Yunanistan Eurozone’ı aşağıya çekiyor, söylemleri var. Sizce bu kriz AB genişleme politikalarına olumsuz etkide bulunur mu?

-    Krizle ilgili paradoksal durumlardan biri de Avrupa’nın genişleme politikasının etkilenmemiş olması ve halen Avrupa’nın proaktif politikalar uygulamada başı çeker durumda kalmasıdır. Mesela, kriz devam ederken bile AB Durban’da Edim Değişikliği ile ilgili anlaşma sağlanmasında etkili oldu. Yine geçtiğimiz yıl 9 Aralık günü kriz devam ederken; Hırvatistan, AB Katılım Anlaşmasını imzaladı ve 1 Temmuz 2013’te AB’ye tam üye olmaya hak kazandı. Komisyon ayrıca Sırbistan’a adaylık statüsü verilmesi konusunun Şubat 2012’de görüşüleceğini duyurdu. Tüm bunlar adaylık konusunun her ne kadar ağır, zorlu ve karmaşık ilerlese de, halen AB’nin gündeminde olduğunu gösteriyor.
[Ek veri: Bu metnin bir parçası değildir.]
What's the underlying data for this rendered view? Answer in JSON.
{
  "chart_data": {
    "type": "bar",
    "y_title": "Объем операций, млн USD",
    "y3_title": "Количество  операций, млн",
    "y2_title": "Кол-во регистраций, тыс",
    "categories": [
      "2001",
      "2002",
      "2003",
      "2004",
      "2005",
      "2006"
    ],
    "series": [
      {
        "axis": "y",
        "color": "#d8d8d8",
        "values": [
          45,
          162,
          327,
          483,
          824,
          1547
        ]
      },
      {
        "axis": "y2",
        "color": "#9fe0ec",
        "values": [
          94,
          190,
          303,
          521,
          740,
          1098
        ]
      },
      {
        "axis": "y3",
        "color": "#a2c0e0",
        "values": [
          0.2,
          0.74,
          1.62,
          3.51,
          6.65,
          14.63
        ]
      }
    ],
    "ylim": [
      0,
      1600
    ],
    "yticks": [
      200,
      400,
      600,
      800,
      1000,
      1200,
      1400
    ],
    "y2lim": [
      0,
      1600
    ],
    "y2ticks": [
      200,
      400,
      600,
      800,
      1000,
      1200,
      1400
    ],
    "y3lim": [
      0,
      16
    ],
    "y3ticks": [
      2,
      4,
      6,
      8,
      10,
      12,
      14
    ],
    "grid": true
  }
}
Aday olmayı planlayan ülkeler için durum daha da mı zorlaştı?

-    Bana göre AB genişleme politikalarından ziyade Eurozone üyeliği son yaşananlardan daha çok etkilenecek. Eurozone’a katılım daha zor olacak. Genişleme süreci mevcut teknik koşullarını koruyarak ilerlemeye devam edecek. Şüphesiz ki, AB’nin krizden bir an önce kurtulması sürece yardımcı olacaktır, zira milliyetçilik ve popülizm genişlemenin de etkisiyle bazı ülkelerde daha da güçlenebilir.